Members in the Media
From: New York Magazine

You Can Turn a Job You Hate Into One You Like

New York Magazine:

Not long ago, Kate Tolo took a walk with her co-worker during their lunch break. “I’m going to quit,” she confided in her colleague. “I hate this and I can’t do it anymore.” Tolo was working for a luxury denim company in Brooklyn, and while her job title was impressive — assistant technical designer — she wasn’t happy with her daily tasks, measuring and pinning jeans for quality assurance. But she didn’t really want to quit; she liked the company and its CEO, and she was wary of starting over somewhere else. She wanted the best of both worlds: to stay at her current job anddo something she thoroughly enjoyed.

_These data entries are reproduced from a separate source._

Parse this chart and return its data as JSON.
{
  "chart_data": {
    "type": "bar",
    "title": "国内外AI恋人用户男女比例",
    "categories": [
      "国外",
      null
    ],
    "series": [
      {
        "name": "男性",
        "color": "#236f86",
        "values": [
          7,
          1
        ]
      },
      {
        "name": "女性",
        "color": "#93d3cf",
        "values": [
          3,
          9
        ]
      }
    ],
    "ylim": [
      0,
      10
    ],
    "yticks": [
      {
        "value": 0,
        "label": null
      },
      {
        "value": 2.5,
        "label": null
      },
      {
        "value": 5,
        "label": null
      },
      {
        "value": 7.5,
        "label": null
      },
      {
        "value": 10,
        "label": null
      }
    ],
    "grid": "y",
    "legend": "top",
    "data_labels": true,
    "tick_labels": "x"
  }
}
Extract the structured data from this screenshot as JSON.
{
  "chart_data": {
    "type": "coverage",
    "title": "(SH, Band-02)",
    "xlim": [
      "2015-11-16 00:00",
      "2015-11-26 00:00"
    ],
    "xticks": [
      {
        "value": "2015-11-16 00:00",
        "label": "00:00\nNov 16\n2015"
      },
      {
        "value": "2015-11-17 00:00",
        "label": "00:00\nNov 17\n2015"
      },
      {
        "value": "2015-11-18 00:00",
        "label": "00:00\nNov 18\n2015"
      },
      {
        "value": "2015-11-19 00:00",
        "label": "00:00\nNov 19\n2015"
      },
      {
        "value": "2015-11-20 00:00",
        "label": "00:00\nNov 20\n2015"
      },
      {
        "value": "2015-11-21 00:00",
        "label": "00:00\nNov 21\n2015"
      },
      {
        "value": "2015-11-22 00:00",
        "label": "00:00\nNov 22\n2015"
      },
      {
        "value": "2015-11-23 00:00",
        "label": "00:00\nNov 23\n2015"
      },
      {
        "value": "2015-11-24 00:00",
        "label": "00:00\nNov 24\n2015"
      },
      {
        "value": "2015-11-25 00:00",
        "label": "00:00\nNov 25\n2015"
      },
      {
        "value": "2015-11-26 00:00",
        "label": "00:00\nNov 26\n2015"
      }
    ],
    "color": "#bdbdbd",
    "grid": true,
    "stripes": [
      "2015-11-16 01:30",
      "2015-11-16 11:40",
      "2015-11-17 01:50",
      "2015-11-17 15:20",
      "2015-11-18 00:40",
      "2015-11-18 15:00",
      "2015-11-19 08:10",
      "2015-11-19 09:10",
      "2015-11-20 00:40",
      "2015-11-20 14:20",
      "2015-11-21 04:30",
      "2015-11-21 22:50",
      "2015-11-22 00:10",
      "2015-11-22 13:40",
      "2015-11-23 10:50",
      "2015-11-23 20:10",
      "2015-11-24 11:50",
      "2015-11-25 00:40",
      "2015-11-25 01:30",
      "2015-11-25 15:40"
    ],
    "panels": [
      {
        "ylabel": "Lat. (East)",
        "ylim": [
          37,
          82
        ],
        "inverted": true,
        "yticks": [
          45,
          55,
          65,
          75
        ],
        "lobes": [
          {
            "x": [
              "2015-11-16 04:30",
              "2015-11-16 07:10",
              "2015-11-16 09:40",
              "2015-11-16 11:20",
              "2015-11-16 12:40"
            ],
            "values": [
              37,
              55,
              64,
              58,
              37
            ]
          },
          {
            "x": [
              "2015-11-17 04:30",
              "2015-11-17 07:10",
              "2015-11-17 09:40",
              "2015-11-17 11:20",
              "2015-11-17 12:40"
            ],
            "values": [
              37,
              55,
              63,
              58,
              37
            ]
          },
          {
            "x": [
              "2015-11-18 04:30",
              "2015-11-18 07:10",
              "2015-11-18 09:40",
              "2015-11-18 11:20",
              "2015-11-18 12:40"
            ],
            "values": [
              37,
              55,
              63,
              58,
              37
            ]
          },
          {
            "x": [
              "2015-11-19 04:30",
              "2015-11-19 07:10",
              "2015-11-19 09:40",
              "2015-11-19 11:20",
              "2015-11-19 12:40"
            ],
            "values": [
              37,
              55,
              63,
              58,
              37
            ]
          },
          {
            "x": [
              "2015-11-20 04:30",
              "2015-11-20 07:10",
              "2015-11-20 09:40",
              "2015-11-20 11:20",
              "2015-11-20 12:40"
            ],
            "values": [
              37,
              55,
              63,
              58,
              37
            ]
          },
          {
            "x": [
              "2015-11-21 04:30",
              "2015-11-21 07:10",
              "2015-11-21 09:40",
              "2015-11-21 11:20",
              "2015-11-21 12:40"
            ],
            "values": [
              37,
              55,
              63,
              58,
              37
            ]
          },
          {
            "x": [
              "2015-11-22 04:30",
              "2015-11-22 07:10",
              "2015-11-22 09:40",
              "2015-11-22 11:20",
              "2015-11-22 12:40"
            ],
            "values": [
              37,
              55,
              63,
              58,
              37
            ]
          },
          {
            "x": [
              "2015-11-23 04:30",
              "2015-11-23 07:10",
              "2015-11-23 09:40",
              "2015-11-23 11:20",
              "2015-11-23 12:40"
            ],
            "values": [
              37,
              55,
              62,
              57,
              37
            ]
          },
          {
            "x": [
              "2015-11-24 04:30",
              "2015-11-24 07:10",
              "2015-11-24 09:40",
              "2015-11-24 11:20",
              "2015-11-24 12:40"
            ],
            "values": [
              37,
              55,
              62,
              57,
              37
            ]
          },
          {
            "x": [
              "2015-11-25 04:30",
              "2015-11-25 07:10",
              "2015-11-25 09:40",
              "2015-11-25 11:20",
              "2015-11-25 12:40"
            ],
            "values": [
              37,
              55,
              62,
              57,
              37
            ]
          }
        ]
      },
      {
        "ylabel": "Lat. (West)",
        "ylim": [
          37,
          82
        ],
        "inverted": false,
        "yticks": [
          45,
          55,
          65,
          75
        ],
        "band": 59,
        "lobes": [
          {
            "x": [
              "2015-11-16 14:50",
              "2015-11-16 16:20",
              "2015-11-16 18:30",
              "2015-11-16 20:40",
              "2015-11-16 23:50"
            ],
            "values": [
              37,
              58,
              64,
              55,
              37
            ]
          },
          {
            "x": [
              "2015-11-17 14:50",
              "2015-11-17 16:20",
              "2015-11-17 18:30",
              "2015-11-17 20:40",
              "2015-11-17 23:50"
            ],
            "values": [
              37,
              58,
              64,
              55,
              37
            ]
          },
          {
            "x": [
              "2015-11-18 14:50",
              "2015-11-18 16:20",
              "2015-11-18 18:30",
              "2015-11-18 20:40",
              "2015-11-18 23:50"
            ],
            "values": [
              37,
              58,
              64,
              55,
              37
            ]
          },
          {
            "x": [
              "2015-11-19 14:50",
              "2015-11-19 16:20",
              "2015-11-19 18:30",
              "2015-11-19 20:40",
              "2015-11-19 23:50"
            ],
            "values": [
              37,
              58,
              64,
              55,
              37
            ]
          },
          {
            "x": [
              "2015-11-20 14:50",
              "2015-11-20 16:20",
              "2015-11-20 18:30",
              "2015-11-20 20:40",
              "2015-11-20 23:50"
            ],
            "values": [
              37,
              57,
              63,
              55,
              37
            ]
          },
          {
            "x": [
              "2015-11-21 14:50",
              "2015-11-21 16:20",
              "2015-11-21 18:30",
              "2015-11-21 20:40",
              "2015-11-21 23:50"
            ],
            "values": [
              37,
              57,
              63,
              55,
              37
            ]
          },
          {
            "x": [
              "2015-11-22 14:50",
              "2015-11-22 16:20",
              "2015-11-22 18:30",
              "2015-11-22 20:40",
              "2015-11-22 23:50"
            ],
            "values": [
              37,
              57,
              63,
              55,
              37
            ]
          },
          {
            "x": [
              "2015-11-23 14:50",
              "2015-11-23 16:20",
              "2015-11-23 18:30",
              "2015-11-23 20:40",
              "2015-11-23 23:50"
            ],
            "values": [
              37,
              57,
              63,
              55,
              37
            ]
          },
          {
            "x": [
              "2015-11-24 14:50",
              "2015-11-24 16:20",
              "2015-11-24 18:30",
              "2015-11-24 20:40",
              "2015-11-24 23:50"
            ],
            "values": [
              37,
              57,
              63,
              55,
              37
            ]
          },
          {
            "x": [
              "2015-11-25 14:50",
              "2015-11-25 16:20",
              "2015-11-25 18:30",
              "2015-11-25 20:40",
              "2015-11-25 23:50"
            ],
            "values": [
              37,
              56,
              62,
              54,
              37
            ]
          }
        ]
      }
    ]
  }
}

Yale researcher and professor Amy Wrzesniewski would call what Tolo did “job crafting,” her term for what happens when employees redesign their current job in a more satisfying way. Tolo changed her tasks to make the job more meaningful, but job crafting doesn’t have to be that direct. You can craft your job by simply changing the way you think about it, Wrzesniewski says, which can affect your experience. “One of the things I find exciting about job crafting is it’s not just about getting people to think about their work differently. It’s behavioral,” she told me. “Changing the way you think about a job cognitively changes the way you approach your tasks, then changes how those tasks would then unfold.”